On Thursday, the National Stock Exchange (NSE) said that starting on April 24, it will offer derivative contracts based on the Nifty Next 50 index. After removing the Nifty 50 firms, the Nifty Next 50 index reflects 50 companies from the Nifty 100.
In a press release, the NSE stated that it "has received approval for derivatives on Nifty Next 50 index from the Securities and Exchange Board of India (Sebi) and will launch these contracts from April 24, 2024" .
Three monthly serial index futures and index options contract cycles will be available on the market. The final Friday of the expiry month will mark the expiration of the cash-settled derivatives contracts.
The current suite of index derivatives products will be enhanced by the addition of derivatives on the Nifty Next 50 index. According to Sriram Krishnan, Chief Business Development Officer of NSE, "the Nifty Next 50 index will represent the space between the Nifty 50 index, which comprises the top large and liquid stocks, and the Nifty Midcap Select index, which comprises the top large and liquid mid-capitalized stocks."

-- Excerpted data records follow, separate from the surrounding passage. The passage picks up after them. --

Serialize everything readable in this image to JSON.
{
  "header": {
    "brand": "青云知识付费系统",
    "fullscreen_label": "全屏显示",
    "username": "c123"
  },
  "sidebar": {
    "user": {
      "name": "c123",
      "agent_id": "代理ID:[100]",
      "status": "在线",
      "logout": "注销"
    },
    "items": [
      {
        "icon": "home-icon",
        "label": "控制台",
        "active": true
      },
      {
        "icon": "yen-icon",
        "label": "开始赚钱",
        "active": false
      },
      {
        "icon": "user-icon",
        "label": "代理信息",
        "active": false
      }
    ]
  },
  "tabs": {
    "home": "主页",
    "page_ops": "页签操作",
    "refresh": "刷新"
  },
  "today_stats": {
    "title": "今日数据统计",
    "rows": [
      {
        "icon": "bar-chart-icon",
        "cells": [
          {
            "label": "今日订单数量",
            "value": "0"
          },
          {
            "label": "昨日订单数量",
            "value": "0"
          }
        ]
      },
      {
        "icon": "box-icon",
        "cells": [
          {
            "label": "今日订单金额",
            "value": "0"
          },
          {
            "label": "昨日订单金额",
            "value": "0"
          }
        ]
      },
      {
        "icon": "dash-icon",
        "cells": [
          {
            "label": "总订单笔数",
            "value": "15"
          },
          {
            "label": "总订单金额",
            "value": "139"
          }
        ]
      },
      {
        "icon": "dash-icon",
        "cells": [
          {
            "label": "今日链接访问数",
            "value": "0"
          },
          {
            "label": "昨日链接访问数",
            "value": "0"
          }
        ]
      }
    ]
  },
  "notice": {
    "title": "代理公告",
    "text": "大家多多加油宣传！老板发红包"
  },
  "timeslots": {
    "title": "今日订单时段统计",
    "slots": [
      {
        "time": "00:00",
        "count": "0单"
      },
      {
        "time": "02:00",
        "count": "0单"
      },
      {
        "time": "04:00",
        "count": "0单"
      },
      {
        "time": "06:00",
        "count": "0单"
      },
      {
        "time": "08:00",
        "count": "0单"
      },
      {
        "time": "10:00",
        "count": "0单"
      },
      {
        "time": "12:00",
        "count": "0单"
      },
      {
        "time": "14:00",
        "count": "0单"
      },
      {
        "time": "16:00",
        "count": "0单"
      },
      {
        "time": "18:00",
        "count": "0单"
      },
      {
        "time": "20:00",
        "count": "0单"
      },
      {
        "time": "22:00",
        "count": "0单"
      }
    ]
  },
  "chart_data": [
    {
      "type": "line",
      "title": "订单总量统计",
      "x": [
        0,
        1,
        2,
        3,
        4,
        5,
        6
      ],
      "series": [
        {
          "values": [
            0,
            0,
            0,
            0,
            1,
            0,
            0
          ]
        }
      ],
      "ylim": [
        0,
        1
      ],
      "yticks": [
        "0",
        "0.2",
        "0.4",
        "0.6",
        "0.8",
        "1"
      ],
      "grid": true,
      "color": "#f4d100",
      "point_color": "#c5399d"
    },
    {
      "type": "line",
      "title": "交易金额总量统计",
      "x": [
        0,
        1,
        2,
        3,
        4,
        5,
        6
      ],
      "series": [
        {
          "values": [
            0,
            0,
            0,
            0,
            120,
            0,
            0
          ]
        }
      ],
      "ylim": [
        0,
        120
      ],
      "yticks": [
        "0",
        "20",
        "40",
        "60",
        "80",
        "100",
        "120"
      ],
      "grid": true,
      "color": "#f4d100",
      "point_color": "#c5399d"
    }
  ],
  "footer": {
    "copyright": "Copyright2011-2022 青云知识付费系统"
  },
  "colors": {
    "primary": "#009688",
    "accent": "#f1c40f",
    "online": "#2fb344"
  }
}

The financial services sector led the index's sector representation as of March 2024, accounting for 23.76 percent of the weight, followed by the capital goods sector (11.91%) and the consumer services sector (11.57%). January 1, 1997, saw the introduction of the index.
As of March 29, 2024, the market capitalization of the stocks that make up the Nifty Next 50 index is Rs 70 trillion, or around 18% of the total market capitalization of all the firms listed on the NSE. In FY24, the total daily average turnover of the index components was Rs 9,560 crore, or around 12% of the turnover of the cash market.
In the past, the exchange debuted several products in the commodities derivatives market in October 2023, as well as derivatives on the Nifty Financial Services index in January 2020, Nifty Midcap Select index in January 2022, and other indexes.
In the language of the market, financial contracts that include two or more parties and draw their value from an underlying asset or benchmark are referred to as derivatives.
Futures and options are the two main categories of derivative contracts. An options contract gives the buyer or holder the right (but not the obligation) to buy or sell the underlying asset at a predetermined price within or at the end of a specified period. A futures contract is a legally binding agreement to buy or sell the underlying security on a future date.